Das Ensemble der Sängerdarsteller baut in den Schlüsselrollen weitgehend auf den Ring-Vorabend auf. Jordan Shanahan ist bei seinem neuerlichen Rollendebüt mit seinem zum Spielerischen neigenden Bariton ein Wotan, der als streitend liebender Vater mehr überzeugt als in der Funktion der eiskalten Autorität. Die Fricka von Bettina Ranch macht ihm als zänkische und aufbegehrende Gemahlin mehr zu schaffen, als es ihm lieb sein kann. Wenn sie ihm dieses Wie törig und taub du dich stellst entgegenschleudert, wird schon früh klar, dass der Göttervater auch zu Hause an Macht verliert. Trine Møller macht die Metamorphose der Brünnhilde im Gefühlsgeflecht von Empathie und Rebellion durch ihren flexiblen Sopran wirklich glaubhaft. Leider sind geradlinige Stimmführung und Textverständlichkeit dieses inneren Familienkreises nur phasenweise angesagt.

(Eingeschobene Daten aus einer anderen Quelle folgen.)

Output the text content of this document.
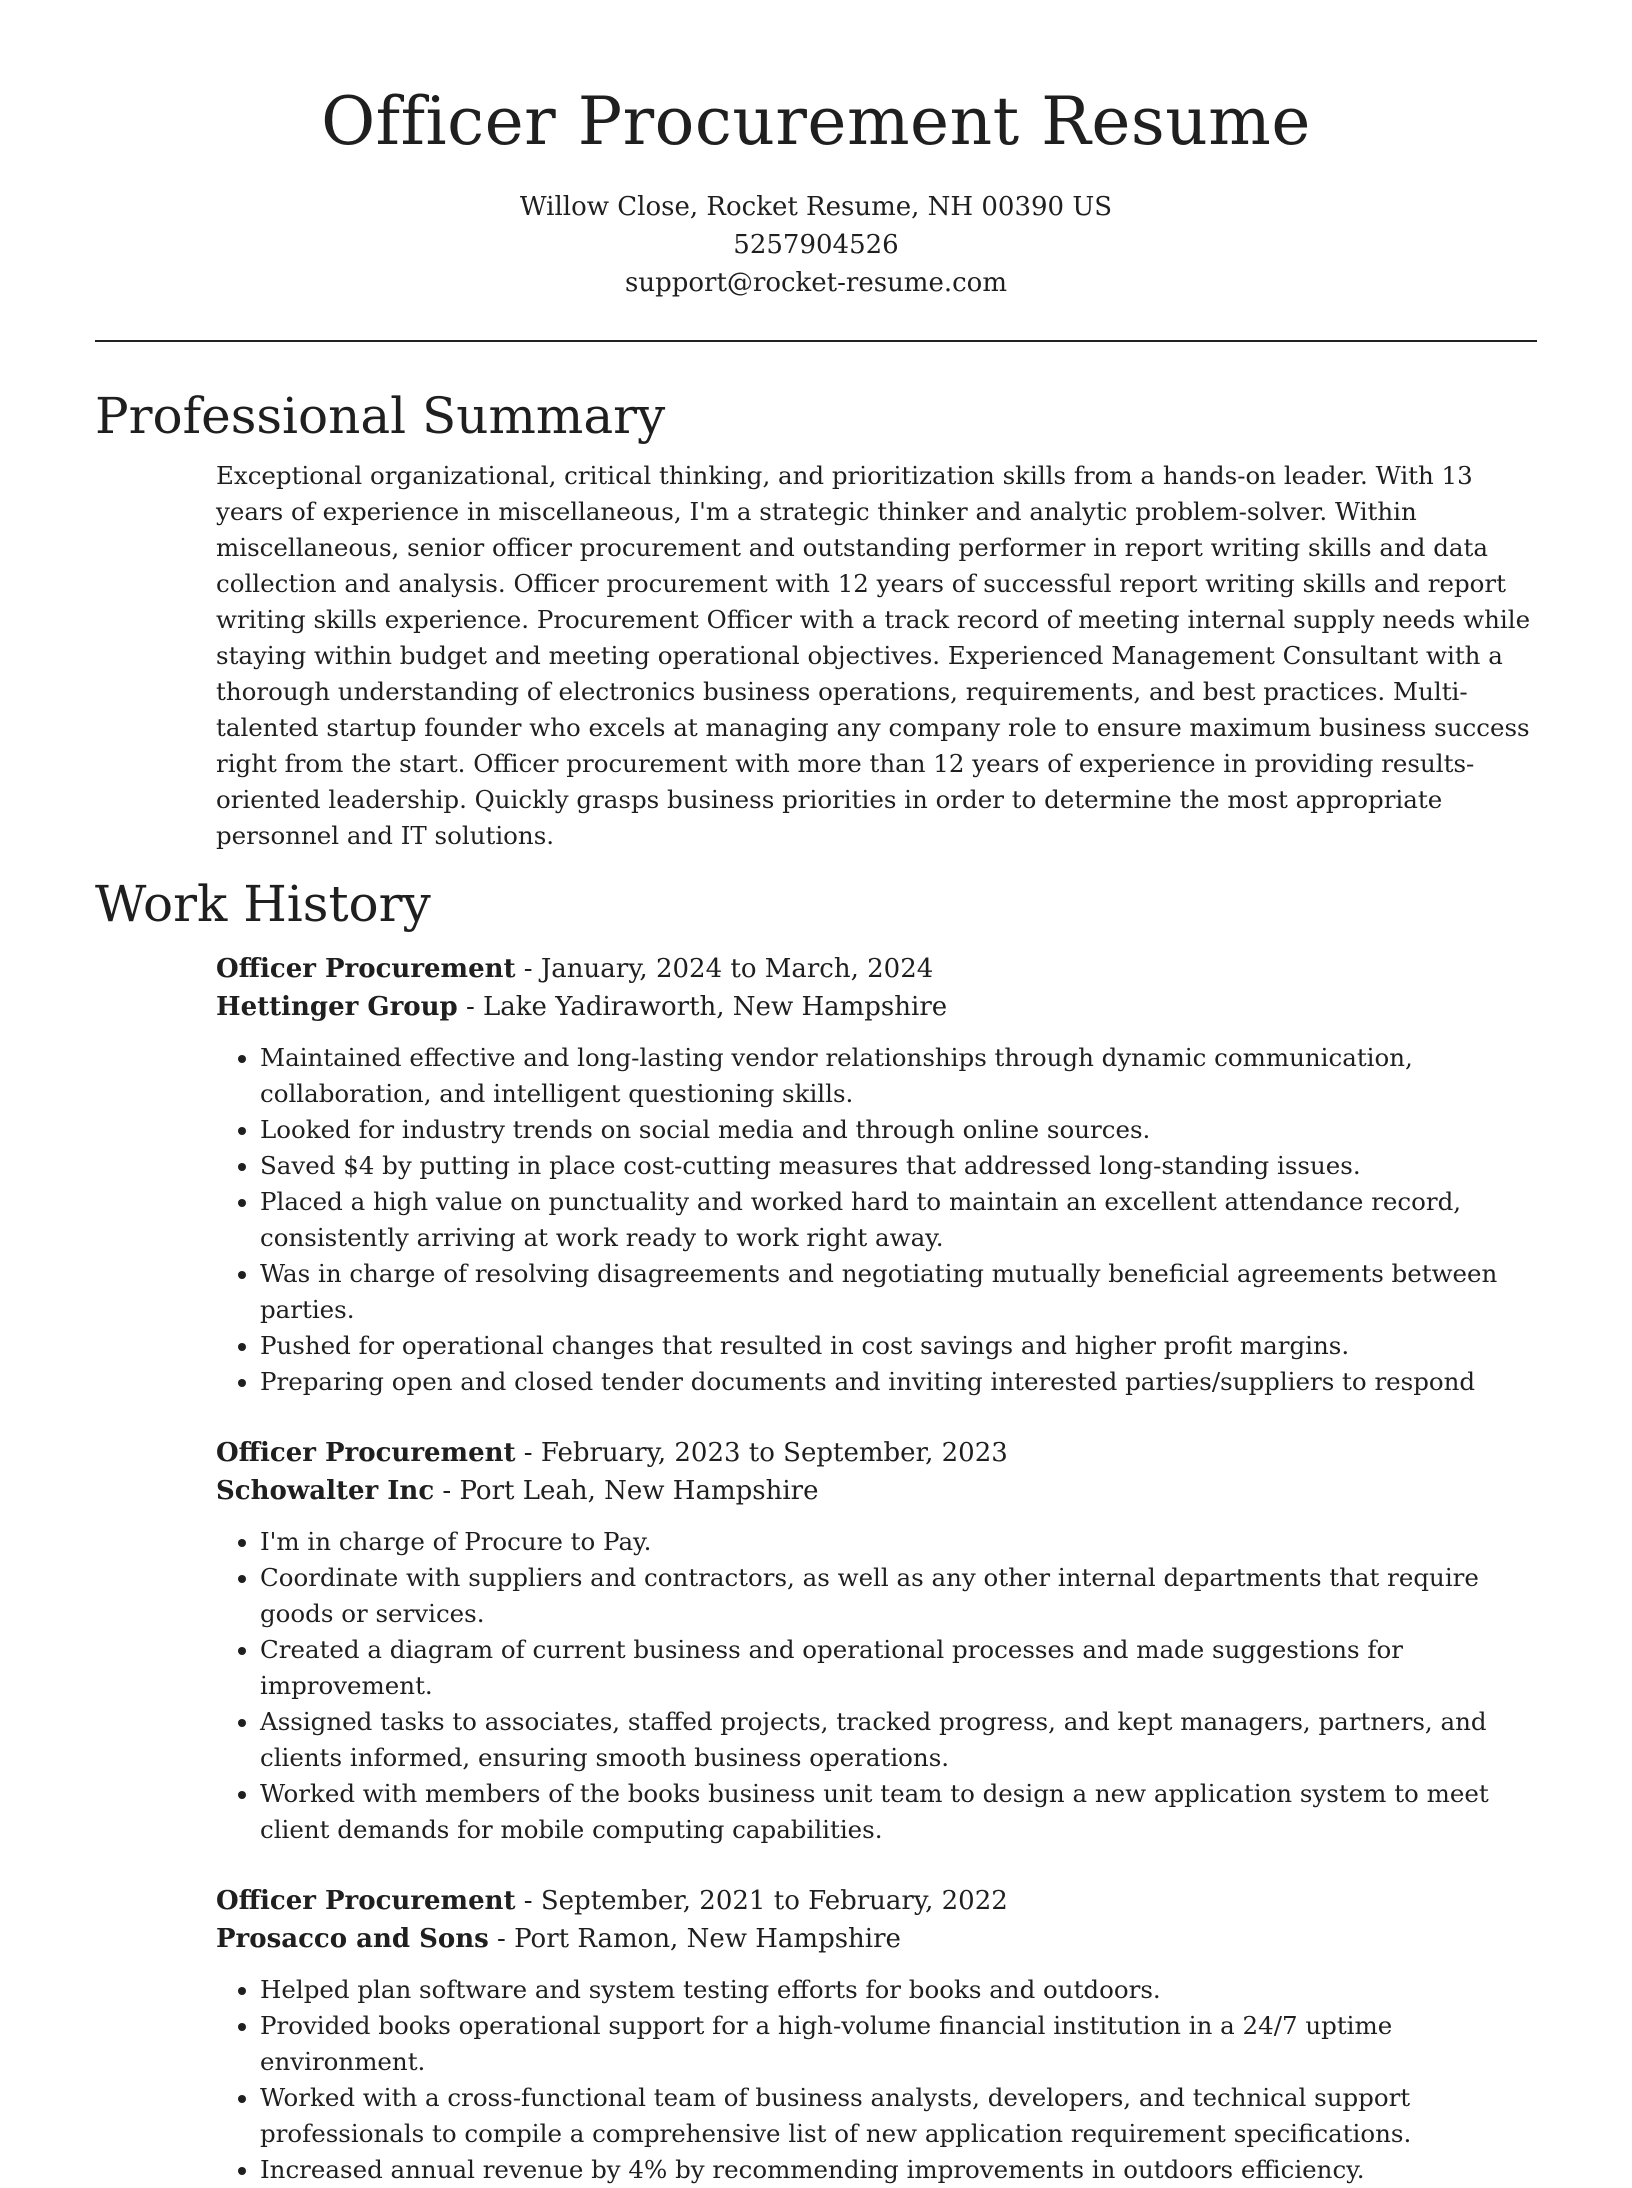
Officer Procurement Resume

Willow Close, Rocket Resume, NH 00390 US

5257904526

support@rocket-resume.com

Professional Summary

Exceptional organizational, critical thinking, and prioritization skills from a hands-on leader. With 13 years of experience in miscellaneous, I'm a strategic thinker and analytic problem-solver. Within miscellaneous, senior officer procurement and outstanding performer in report writing skills and data collection and analysis. Officer procurement with 12 years of successful report writing skills and report writing skills experience. Procurement Officer with a track record of meeting internal supply needs while staying within budget and meeting operational objectives. Experienced Management Consultant with a thorough understanding of electronics business operations, requirements, and best practices. Multi-talented startup founder who excels at managing any company role to ensure maximum business success right from the start. Officer procurement with more than 12 years of experience in providing results-oriented leadership. Quickly grasps business priorities in order to determine the most appropriate personnel and IT solutions.

Work History

Officer Procurement - January, 2024 to March, 2024

Hettinger Group - Lake Yadiraworth, New Hampshire

• Maintained effective and long-lasting vendor relationships through dynamic communication, collaboration, and intelligent questioning skills.
• Looked for industry trends on social media and through online sources.
• Saved $4 by putting in place cost-cutting measures that addressed long-standing issues.
• Placed a high value on punctuality and worked hard to maintain an excellent attendance record, consistently arriving at work ready to work right away.
• Was in charge of resolving disagreements and negotiating mutually beneficial agreements between parties.
• Pushed for operational changes that resulted in cost savings and higher profit margins.
• Preparing open and closed tender documents and inviting interested parties/suppliers to respond

Officer Procurement - February, 2023 to September, 2023

Schowalter Inc - Port Leah, New Hampshire

• I'm in charge of Procure to Pay.
• Coordinate with suppliers and contractors, as well as any other internal departments that require goods or services.
• Created a diagram of current business and operational processes and made suggestions for improvement.
• Assigned tasks to associates, staffed projects, tracked progress, and kept managers, partners, and clients informed, ensuring smooth business operations.
• Worked with members of the books business unit team to design a new application system to meet client demands for mobile computing capabilities.

Officer Procurement - September, 2021 to February, 2022

Prosacco and Sons - Port Ramon, New Hampshire

• Helped plan software and system testing efforts for books and outdoors.
• Provided books operational support for a high-volume financial institution in a 24/7 uptime environment.
• Worked with a cross-functional team of business analysts, developers, and technical support professionals to compile a comprehensive list of new application requirement specifications.
• Increased annual revenue by 4% by recommending improvements in outdoors efficiency.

Daniel Johanssons Siegmund bleibt merkwürdig unprätentiös und phasenweise blass, auch wenn er sich temporär mit tenoraler Emphase zu steigern weiß. Vom Hunding des Tijl Faveyts mit kernigem Bass und spielerischer Wucht wird er jedenfalls ausgestochen, sofern der Vergleich angebracht ist. Astrid Kessler gibt der Sieglinde mit ihrem teils lodernden, teils lyrisch-melodischen Sopran die Farben, die diese Partie verlangt. Nicht sehre dich Sorge um mich, ihr an Brünnhilde adressierter Todeswunsch, geht unter die Haut. Die Interpretinnen der Walküren machen ihre Sache gut – auch weil sie sich als Darstellerinnen mächtig einbringen.

20 Jahre nach der letzten Inszenierung der Tetralogie von Robert Carsen an der Oper Köln türmen sich über der Werkstatt, in der ein neuer Ring geschmiedet wird, schon viele Fragen auf. Braucht es Anspielungen auf die Schreckensherrschaft der Nazis und diese die Inszenierung durchziehende Spur der Gewalt, um Wagners Weltepos so zu vermitteln, dass auch Antworten auf heutige Anforderungen erwartet werden können? Weißt du wie das wird? fragt Erda schon im Finale von Rheingold. Man möge sie ernst nehmen.